I wanted to see if some of the points he made held true for music education. Google scholar now creates journal ranks, and here are the top five for music education (retrieved early April, and which are not surprising):
Now, let’s look at some of the points Striphas makes about journals in cultural studies and see if they hold true for these journals. This isn’t a complete examination, but enough to get the conversation started.
A Rising Oligopoly
Striphas claims that we’re on our way to an oligopoly, with a just few publishers holding most of the power despite more journals overall. In part this comes from the need for more digital access has accelerated the move to larger publishers:
“Confronted with this dilemma, some scholarly societies have opted to make a devil’s bargain. They have begun outsourcing the business and production aspects of their journals to large, for-profit corporate publishers—often the very same companies whose business practices have pressured them to contemplate outsourcing in the first place” (p. 11).

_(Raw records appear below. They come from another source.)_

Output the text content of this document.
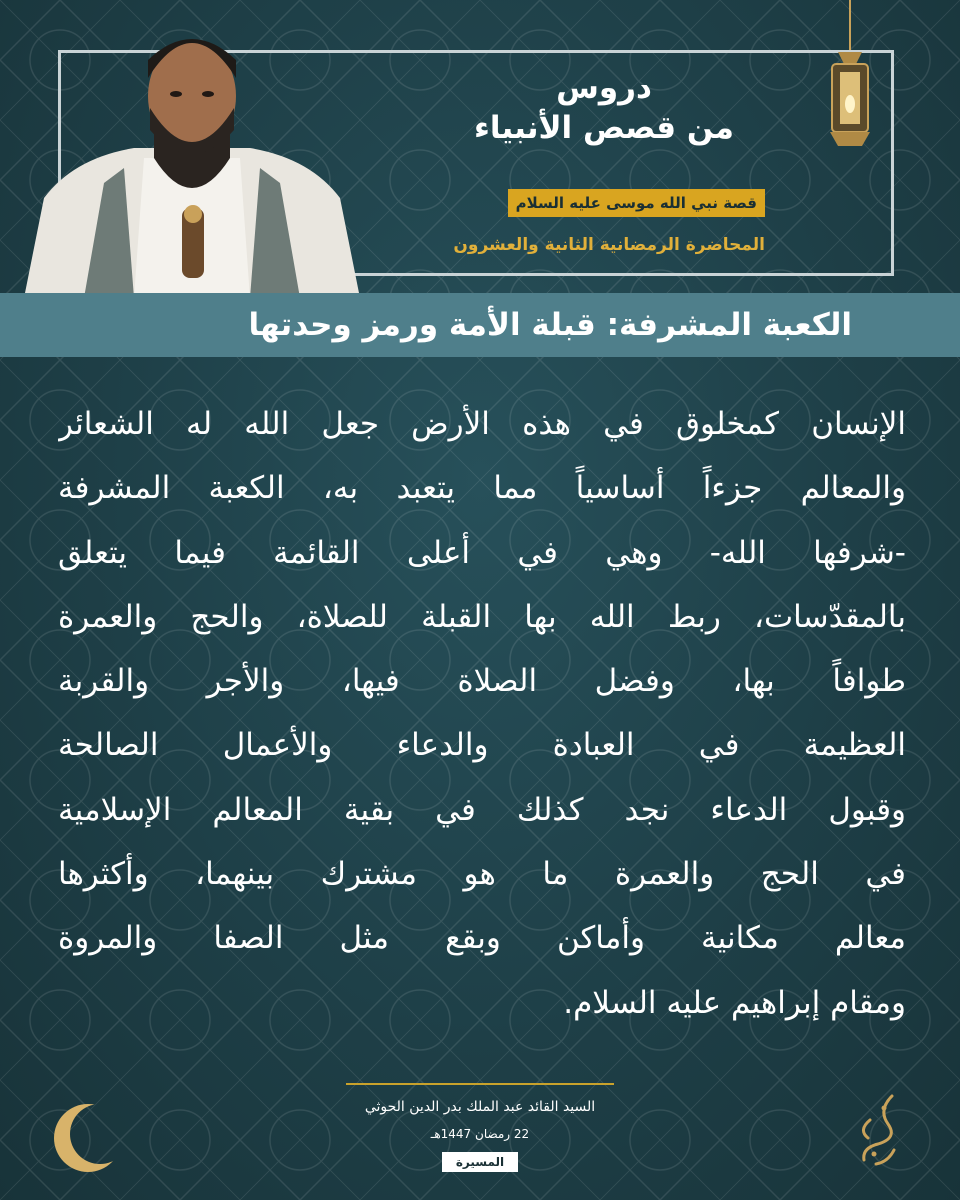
دروس
من قصص الأنبياء
قصة نبي الله موسى عليه السلام
المحاضرة الرمضانية الثانية والعشرون
الكعبة المشرفة: قبلة الأمة ورمز وحدتها
الإنسان كمخلوق في هذه الأرض جعل الله له الشعائر
والمعالم جزءاً أساسياً مما يتعبد به، الكعبة المشرفة
-شرفها الله- وهي في أعلى القائمة فيما يتعلق
بالمقدّسات، ربط الله بها القبلة للصلاة، والحج والعمرة
طوافاً بها، وفضل الصلاة فيها، والأجر والقربة
العظيمة في العبادة والدعاء والأعمال الصالحة
وقبول الدعاء نجد كذلك في بقية المعالم الإسلامية
في الحج والعمرة ما هو مشترك بينهما، وأكثرها
معالم مكانية وأماكن وبقع مثل الصفا والمروة
ومقام إبراهيم عليه السلام.
السيد القائد عبد الملك بدر الدين الحوثي
22 رمضان 1447هـ
المسيرة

Of course, JRME and the rest of the MENC publications are now handled by Sage and R&L. IJME also moved to Sage, likely for the reasons Striphas outlines. In other words, ten years ago 80% of these journals were published by non-profits, now 40% are. Striphas’ claim seems to have merit, even with just a quick look at one list of top journals.
“The implication, then, is fairly clear: big publishers charge more for their journals because they can charge more” (p. 13). How does this hold for music education journals? Well, only BJME and BCRME are published by not-for profit or non-profit presses, the rest are for profit. Here’s the breakdown:
The average subscription price (print + electronic) for the for-profit journals is $517.33 per year, whereas for the non-profit the average is $203.00 per year. So, the for-profit journals charge just over 250% the cost of the non-profit, and I suppose there’s warrant for the assertion that they do so because they can. You may also, like me, be shocked at the high prices for institutions to subscribe to some of these journals—or that an issue of IJME costs 6.5 times more than an issue of BCRME—which is one indication of the degree to which scholars are insulated from many of the costs of the higher education system.
On the personal side, I’ve experienced some of the alienation described (mostly, losing rights when you publish, often without much sense of the rights being signed away). On the upside, I’ve had some good experiences attaching the CIC Author’s Addendum to contracts for several publications.
Conversations about the politics of journal publishing are worth having with graduate students, and Striphas’ piece is a great place to start the conversation off with some of the big issues laid out sensibly. It also relates to issues of intellectual property generally.